Monday, July 26, 2010

The Rarest Breed

Years ago, my father told me that if one is lucky, they wind up having had just a couple really good teachers during their life. "Really good" should be understood to mean that they teach you about far more than the subject they're employed to teach, and are good enough to make a whole lot more money in other endeavors. Perhaps two or three are not unreasonable to hope for, and one might get lucky with even one or two more among the dozens of teachers each person has. Reader, I think that you will be inclined to agree with that based on your own personal experiences. Isn't it interesting how at odds that is economically with the value of a teacher's services as established by tangible financial compensation? It's well known that the good ones don't do it for the money.

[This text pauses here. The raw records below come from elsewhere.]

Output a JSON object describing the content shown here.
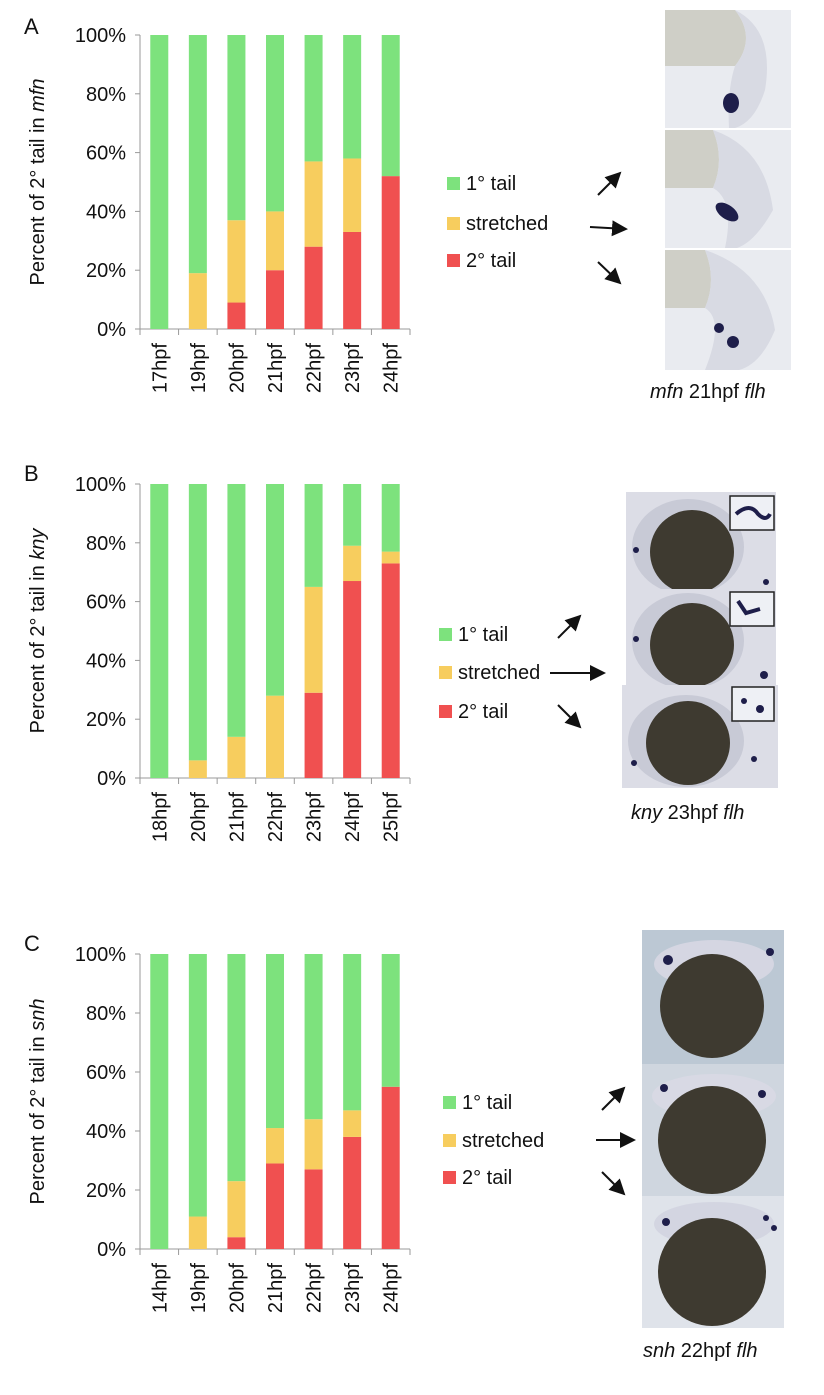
{
  "colors": {
    "primary": "#7de27d",
    "stretched": "#f7cd5e",
    "secondary": "#f05050",
    "axis": "#9a9a9a",
    "text": "#111111"
  },
  "legend": [
    {
      "key": "primary",
      "label": "1° tail"
    },
    {
      "key": "stretched",
      "label": "stretched"
    },
    {
      "key": "secondary",
      "label": "2° tail"
    }
  ],
  "panels": [
    {
      "letter": "A",
      "chart_data": {
        "type": "bar",
        "stacked": true,
        "ylabel_parts": [
          "Percent of 2° tail in ",
          "mfn"
        ],
        "ylim": [
          0,
          100
        ],
        "yticks": [
          "0%",
          "20%",
          "40%",
          "60%",
          "80%",
          "100%"
        ],
        "categories": [
          "17hpf",
          "19hpf",
          "20hpf",
          "21hpf",
          "22hpf",
          "23hpf",
          "24hpf"
        ],
        "series": [
          {
            "name": "2° tail",
            "values": [
              0,
              0,
              9,
              20,
              28,
              33,
              52
            ]
          },
          {
            "name": "stretched",
            "values": [
              0,
              19,
              28,
              20,
              29,
              25,
              0
            ]
          },
          {
            "name": "1° tail",
            "values": [
              100,
              81,
              63,
              60,
              43,
              42,
              48
            ]
          }
        ]
      },
      "caption": {
        "gene": "mfn",
        "stage": " 21hpf ",
        "probe": "flh"
      }
    },
    {
      "letter": "B",
      "chart_data": {
        "type": "bar",
        "stacked": true,
        "ylabel_parts": [
          "Percent of 2° tail in ",
          "kny"
        ],
        "ylim": [
          0,
          100
        ],
        "yticks": [
          "0%",
          "20%",
          "40%",
          "60%",
          "80%",
          "100%"
        ],
        "categories": [
          "18hpf",
          "20hpf",
          "21hpf",
          "22hpf",
          "23hpf",
          "24hpf",
          "25hpf"
        ],
        "series": [
          {
            "name": "2° tail",
            "values": [
              0,
              0,
              0,
              0,
              29,
              67,
              73
            ]
          },
          {
            "name": "stretched",
            "values": [
              0,
              6,
              14,
              28,
              36,
              12,
              4
            ]
          },
          {
            "name": "1° tail",
            "values": [
              100,
              94,
              86,
              72,
              35,
              21,
              23
            ]
          }
        ]
      },
      "caption": {
        "gene": "kny",
        "stage": " 23hpf ",
        "probe": "flh"
      }
    },
    {
      "letter": "C",
      "chart_data": {
        "type": "bar",
        "stacked": true,
        "ylabel_parts": [
          "Percent of 2° tail in ",
          "snh"
        ],
        "ylim": [
          0,
          100
        ],
        "yticks": [
          "0%",
          "20%",
          "40%",
          "60%",
          "80%",
          "100%"
        ],
        "categories": [
          "14hpf",
          "19hpf",
          "20hpf",
          "21hpf",
          "22hpf",
          "23hpf",
          "24hpf"
        ],
        "series": [
          {
            "name": "2° tail",
            "values": [
              0,
              0,
              4,
              29,
              27,
              38,
              55
            ]
          },
          {
            "name": "stretched",
            "values": [
              0,
              11,
              19,
              12,
              17,
              9,
              0
            ]
          },
          {
            "name": "1° tail",
            "values": [
              100,
              89,
              77,
              59,
              56,
              53,
              45
            ]
          }
        ]
      },
      "caption": {
        "gene": "snh",
        "stage": " 22hpf ",
        "probe": "flh"
      }
    }
  ]
}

I'd say that I had something like three or four really special teachers. In grade school, the administrators set up a kind of shadow school for the best students. It was what would just be called a gifted program. For part of the day, the rest of the kids would be doing regular things, and we would be singing in circles, learning metric and making hot air balloons the size of moving vans out of tissue paper and glue. Those teachers we had in that program were very much of an elite caliber. They fostered in me- and I presume in us- a feeling of actually being special, and not the mediocre kind of special that gets doled out like tic tacs.

Sometime later, I wound up with a teacher who one wouldn't envision in that role unless some warlord spotted him in a business periodical and kidnapped him to teach his children. He was way too good to be doing what he did. I think he cared about spurring us into excellence in a sense because he cared about creating excellence in the world about as much as he cared about us ourselves. I think he found the work of it stimulating for as long as he found anything to be that, and when he didn't anymore, he was on to the next thing. He remains extremely important to me because it was him that got me into every worthwhile interest and field of human accomplishment I'm presently in. He had us working with computer animation and non-linear video editing programs before we were in high school. He taught us chess, business, politics and everything. If you want to find someone to blame for what I'm up to these days, he's probably the number one guilty party.

After that came another very, very special teacher. I was a student who read the memoirs of Anais Nin, and she was a teacher who knew who that was and how to pronounce the name. She had a narrower focus, and consequently led me to focus on film to the exclusion of most other areas for some time. She was even good enough to have me acting just a bit at that time in my life, when I was capable of teaching Howard Hughes lessons about being introverted keeping to himself. If there were more female directors working in the film industry, I think many of them would be like her. I don't know what she might have done other than teach, but she might have done very well creating in that capacity rather than developing something out of me. I wish I were in closer contact with her. I rather imagine she would often have insight that I flail around as best I can in the absence of.

Another teacher comes to mind, and he's one who for some reason wasn't on my mind when I began to write. I think most schools don't have a Latin language program. Those that do are probably private or parochial schools. I went to public schools primarily, and in high school I was lucky enough to have the opportunity to take Latin. The man who taught it was without exaggeration one of a kind. I have always figured that when he finally retired, there would be no successor. It was probably a one in a million fluke that my suburban public high school (regarded as a good one as far as those go) got a Latin teacher in the first place. He was an amazing man- a powerful personality and force who was as good an instructor as I believe the Scottsdale Unified School District to have been capable of containing. He was confident enough to confide in us that he only had any control over us if we chose to validate it. Of course we did. He also had a standing challenge: he would summarily give you a perfect grade (or something like that) if you could figure out the one thing that would sway him as a bribe. We expended considerable energy trying to figure that out. Needless to say, it was not money.

Maybe it's something like that Malcolm Gladwell book. I didn't read it, but I seem to recall hearing about it delving into how random chance shaped some very exceptional men. At my age, there's still a chance I might prove to be exceptional someday, so I hope I don't sound arrogant having written that. If I ever do, it will be because of the above people, who I hope got the reward they deserved for how they shaped me in some form, because we don't make a sure thing of properly thanking teachers. I still don't know quite why that is. This is some kind of society we have here.